The Ten Cmdlets

It seems appropriate, at this point in Windows PowerShell’s life, to really focus on the important things that we should remember every time we open the shell. These are the things that make PowerShell powerful, and the things that are too easily forgotten and overlooked – but which can really save a lot of time. With that – and tounge in cheek – here goes:

I, PowerShell, am your Tool, who brought you out of repetitive administrative tasks, out of the house of manual labor. You shall have no other shells before me.

I. You shall make for yourself an Execution Policy, and you shall set it with Set-ExecutionPolicy. You policy shall be considered, and wise, and above all safe for all earth.

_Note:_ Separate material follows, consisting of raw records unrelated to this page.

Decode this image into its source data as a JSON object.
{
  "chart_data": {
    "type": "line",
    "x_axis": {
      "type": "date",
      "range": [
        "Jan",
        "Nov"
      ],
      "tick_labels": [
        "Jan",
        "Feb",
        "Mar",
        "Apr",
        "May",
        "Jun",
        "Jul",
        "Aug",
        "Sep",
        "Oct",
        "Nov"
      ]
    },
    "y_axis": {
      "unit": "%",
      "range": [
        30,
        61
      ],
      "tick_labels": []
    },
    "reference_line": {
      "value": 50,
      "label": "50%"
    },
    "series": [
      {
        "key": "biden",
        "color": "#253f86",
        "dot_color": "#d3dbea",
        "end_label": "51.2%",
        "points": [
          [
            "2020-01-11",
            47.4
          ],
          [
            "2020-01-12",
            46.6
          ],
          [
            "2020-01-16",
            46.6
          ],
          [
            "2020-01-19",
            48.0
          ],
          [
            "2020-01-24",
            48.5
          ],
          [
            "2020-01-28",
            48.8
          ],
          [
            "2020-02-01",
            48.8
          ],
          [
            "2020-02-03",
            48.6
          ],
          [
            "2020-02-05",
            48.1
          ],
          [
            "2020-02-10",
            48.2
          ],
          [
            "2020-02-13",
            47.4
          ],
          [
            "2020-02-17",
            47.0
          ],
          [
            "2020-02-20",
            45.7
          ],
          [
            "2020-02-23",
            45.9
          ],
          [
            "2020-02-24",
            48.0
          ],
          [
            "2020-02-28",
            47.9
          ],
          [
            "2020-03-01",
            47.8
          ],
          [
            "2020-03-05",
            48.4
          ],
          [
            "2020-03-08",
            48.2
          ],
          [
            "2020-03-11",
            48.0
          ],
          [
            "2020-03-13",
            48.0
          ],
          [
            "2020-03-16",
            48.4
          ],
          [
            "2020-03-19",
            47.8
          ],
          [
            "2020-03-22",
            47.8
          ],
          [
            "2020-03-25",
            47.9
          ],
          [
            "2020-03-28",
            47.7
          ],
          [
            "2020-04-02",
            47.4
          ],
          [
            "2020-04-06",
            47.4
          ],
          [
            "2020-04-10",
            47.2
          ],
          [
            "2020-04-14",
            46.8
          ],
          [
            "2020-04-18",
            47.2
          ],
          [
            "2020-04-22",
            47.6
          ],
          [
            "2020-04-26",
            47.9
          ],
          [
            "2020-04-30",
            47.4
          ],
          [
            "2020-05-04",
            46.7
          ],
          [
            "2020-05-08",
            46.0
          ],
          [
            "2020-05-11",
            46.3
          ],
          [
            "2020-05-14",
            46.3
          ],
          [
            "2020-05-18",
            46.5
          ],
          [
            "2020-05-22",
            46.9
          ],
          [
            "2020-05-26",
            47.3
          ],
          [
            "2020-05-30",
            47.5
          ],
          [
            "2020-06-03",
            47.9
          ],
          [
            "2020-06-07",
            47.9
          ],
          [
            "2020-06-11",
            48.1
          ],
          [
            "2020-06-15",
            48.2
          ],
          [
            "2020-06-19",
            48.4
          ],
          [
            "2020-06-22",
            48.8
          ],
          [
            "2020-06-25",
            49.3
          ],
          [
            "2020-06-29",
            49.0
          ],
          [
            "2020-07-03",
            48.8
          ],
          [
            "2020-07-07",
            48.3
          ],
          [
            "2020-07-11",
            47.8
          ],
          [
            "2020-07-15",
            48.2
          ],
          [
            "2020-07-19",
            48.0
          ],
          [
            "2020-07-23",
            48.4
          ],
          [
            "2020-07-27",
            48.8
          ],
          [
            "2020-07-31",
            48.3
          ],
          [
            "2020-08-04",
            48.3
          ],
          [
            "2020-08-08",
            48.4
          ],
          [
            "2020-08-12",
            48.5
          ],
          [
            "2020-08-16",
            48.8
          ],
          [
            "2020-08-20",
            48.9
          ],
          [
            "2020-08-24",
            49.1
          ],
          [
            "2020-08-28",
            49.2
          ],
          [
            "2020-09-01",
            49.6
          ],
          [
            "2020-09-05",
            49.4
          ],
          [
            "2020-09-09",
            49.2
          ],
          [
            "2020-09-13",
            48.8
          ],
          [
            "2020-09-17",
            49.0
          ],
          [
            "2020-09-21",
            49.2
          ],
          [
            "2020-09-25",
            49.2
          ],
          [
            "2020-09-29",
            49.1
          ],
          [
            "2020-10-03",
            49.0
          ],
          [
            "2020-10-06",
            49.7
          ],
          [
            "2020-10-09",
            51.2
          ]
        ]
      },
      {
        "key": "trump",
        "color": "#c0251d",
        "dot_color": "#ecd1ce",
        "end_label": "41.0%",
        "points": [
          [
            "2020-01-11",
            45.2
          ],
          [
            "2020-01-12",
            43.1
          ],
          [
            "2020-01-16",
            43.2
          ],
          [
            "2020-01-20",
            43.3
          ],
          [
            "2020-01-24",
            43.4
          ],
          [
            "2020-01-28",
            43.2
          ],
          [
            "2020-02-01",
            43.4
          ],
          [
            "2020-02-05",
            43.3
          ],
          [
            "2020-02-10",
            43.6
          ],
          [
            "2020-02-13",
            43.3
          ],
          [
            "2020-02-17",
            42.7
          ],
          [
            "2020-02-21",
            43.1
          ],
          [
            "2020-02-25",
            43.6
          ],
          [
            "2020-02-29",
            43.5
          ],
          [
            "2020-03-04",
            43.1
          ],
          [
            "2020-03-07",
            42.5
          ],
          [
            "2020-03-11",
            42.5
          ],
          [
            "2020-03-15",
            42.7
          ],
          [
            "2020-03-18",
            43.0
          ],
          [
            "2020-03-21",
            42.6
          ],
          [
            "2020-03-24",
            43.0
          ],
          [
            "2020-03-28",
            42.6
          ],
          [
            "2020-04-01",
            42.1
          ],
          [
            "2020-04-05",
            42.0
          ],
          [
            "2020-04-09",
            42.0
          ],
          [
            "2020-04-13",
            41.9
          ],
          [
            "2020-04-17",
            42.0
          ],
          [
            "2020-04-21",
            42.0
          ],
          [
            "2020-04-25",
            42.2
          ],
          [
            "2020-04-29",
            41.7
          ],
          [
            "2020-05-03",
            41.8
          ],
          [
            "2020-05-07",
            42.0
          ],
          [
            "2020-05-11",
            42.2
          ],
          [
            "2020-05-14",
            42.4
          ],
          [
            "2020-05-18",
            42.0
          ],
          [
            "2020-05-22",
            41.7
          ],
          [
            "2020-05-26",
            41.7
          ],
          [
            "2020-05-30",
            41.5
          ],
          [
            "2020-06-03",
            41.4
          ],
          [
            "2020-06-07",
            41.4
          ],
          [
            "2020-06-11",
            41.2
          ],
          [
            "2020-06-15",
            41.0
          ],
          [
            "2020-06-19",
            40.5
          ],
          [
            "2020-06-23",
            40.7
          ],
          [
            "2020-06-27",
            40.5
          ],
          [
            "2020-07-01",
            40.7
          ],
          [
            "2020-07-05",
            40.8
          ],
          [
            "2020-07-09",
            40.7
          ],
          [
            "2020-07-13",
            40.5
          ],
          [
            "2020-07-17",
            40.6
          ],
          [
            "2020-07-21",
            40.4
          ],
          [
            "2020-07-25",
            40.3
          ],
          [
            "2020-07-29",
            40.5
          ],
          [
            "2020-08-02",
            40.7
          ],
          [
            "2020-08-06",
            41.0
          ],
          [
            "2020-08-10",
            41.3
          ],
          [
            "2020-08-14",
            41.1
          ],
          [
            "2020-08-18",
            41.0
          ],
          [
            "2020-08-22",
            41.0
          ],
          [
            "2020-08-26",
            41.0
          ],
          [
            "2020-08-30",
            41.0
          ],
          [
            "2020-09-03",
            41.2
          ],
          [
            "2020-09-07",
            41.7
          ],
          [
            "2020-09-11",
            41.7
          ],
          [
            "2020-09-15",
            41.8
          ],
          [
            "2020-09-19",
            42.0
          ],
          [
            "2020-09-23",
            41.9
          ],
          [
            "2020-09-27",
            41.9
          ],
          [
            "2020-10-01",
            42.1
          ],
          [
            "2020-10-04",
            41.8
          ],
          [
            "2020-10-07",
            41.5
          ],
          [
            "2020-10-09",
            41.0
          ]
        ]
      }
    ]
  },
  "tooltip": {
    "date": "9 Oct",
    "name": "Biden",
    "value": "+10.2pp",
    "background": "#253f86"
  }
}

II. You shall not read through lists of data yourself; instead thou shalt use Where-Object to reduce thy lists to just those item which thou needest most.

III. You shall place your lists into the order most needful to thee and thy kin, using Sort-Object.

IV. Thou shalt reach out to remote computers and manage them, and they shall render management information unto you, by using Get-WMIObject.

V. Thou shalt navigate all forms of storage equally, using Get-ChildItem and Set-Location.

VI. Thou shalt honor thy credentials and keep them safe, and use only Get-Credential to save them into a variable.

VII. Thou shalt instantiate COM components when need arises, and thou shalt use New-Object with the -comObject parameter to do so.

VIII. Thou shalt debug thy scripts when they go wrong, and Set-PSDebug will make this easier.

IX. Graphical dialogs thou shalt not use; instead, thou shalt use Read-Host to accept input from the command-line.

X. Thou shalt type as little as possible, for typing takes too much time. Thou shalt use Set-Alias to make longer cmdlet names into shorter ones.

If you’re using these ten (well, eleven) cmdlets, then you’re really using PowerShell. Anything less is just… well… a sin.